Folklorist Elizabeth Mosby Adler addresses this in her essay from the early 1980s, "The Oreo Syndrome: Creative Eating," which uses the Oreo to deconstruct highly individualized rituals that people develop with certain foods. "Each technique is personal," she writes of the multi-part cookie. "Do you scrape the frosting off with your teeth? Do you carefully try to lift it off, separating the filling from the cookie? Are you a failure when you painstakingly pry the cookie open, only to have the frosting split and stay tightly attached to both sides?"

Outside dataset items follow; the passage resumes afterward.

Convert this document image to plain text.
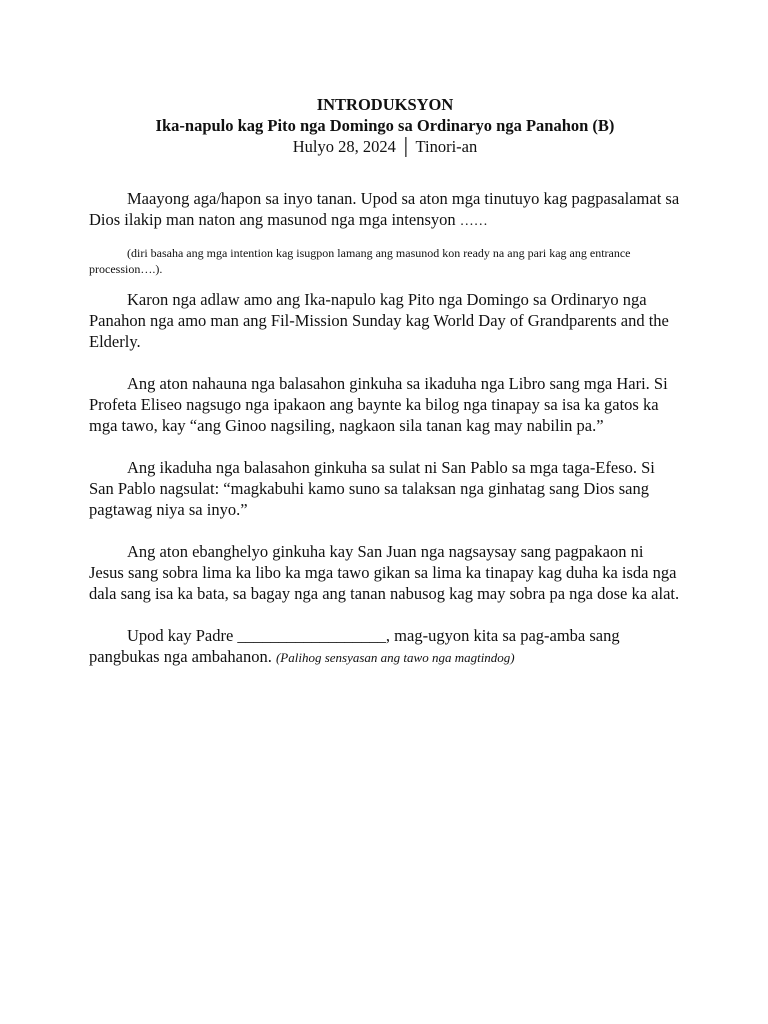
INTRODUKSYON
Ika-napulo kag Pito nga Domingo sa Ordinaryo nga Panahon (B)
Hulyo 28, 2024 │ Tinori-an

Maayong aga/hapon sa inyo tanan. Upod sa aton mga tinutuyo kag pagpasalamat sa Dios ilakip man naton ang masunod nga mga intensyon ……

(diri basaha ang mga intention kag isugpon lamang ang masunod kon ready na ang pari kag ang entrance procession….).

Karon nga adlaw amo ang Ika-napulo kag Pito nga Domingo sa Ordinaryo nga Panahon nga amo man ang Fil-Mission Sunday kag World Day of Grandparents and the Elderly.

Ang aton nahauna nga balasahon ginkuha sa ikaduha nga Libro sang mga Hari. Si Profeta Eliseo nagsugo nga ipakaon ang baynte ka bilog nga tinapay sa isa ka gatos ka mga tawo, kay “ang Ginoo nagsiling, nagkaon sila tanan kag may nabilin pa.”

Ang ikaduha nga balasahon ginkuha sa sulat ni San Pablo sa mga taga-Efeso. Si San Pablo nagsulat: “magkabuhi kamo suno sa talaksan nga ginhatag sang Dios sang pagtawag niya sa inyo.”

Ang aton ebanghelyo ginkuha kay San Juan nga nagsaysay sang pagpakaon ni Jesus sang sobra lima ka libo ka mga tawo gikan sa lima ka tinapay kag duha ka isda nga dala sang isa ka bata, sa bagay nga ang tanan nabusog kag may sobra pa nga dose ka alat.

Upod kay Padre __________________, mag-ugyon kita sa pag-amba sang pangbukas nga ambahanon. (Palihog sensyasan ang tawo nga magtindog)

Noted food writer Colman Andrews of The Daily Meal says the meat of the matter is in the cream filling. "It's the whole point of Oreos," he proposes. "The chocolate cookies, which aren't particularly good as chocolate cookies go, are just the excuse to eat the rest—like the bottom part of muffins, when all anybody really wants are the tops. The white stuff appeals to that part of us that can't resist swiping a finger through the frosting on a cake."
Taste and technique aside, a great deal of the cookie's attention centers on its emboss—the textures and shapes on the chocolate. According to Nicola Twilley of The Atlantic, since its inception the cookie has had three designs. The first image was sparse, the seemingly hand-drawn script for "OREO" appearing alone with the letters R and E slightly taller than the O's. Half circles scalloped the edges, and an X marked each quarter of the cookie.
In 1924, the center was filled with a ring of laurels, two turtledoves and a thicker, more mechanical Oreo font. Then, in 1952, the current cookie was created. Of that design, architecture critic Paul Goldberger wrote in the Times on the cookie's 75th anniversary, "It stands as the archetype of its kind, a reminder that cookies are designed as consciously as buildings, and sometimes better."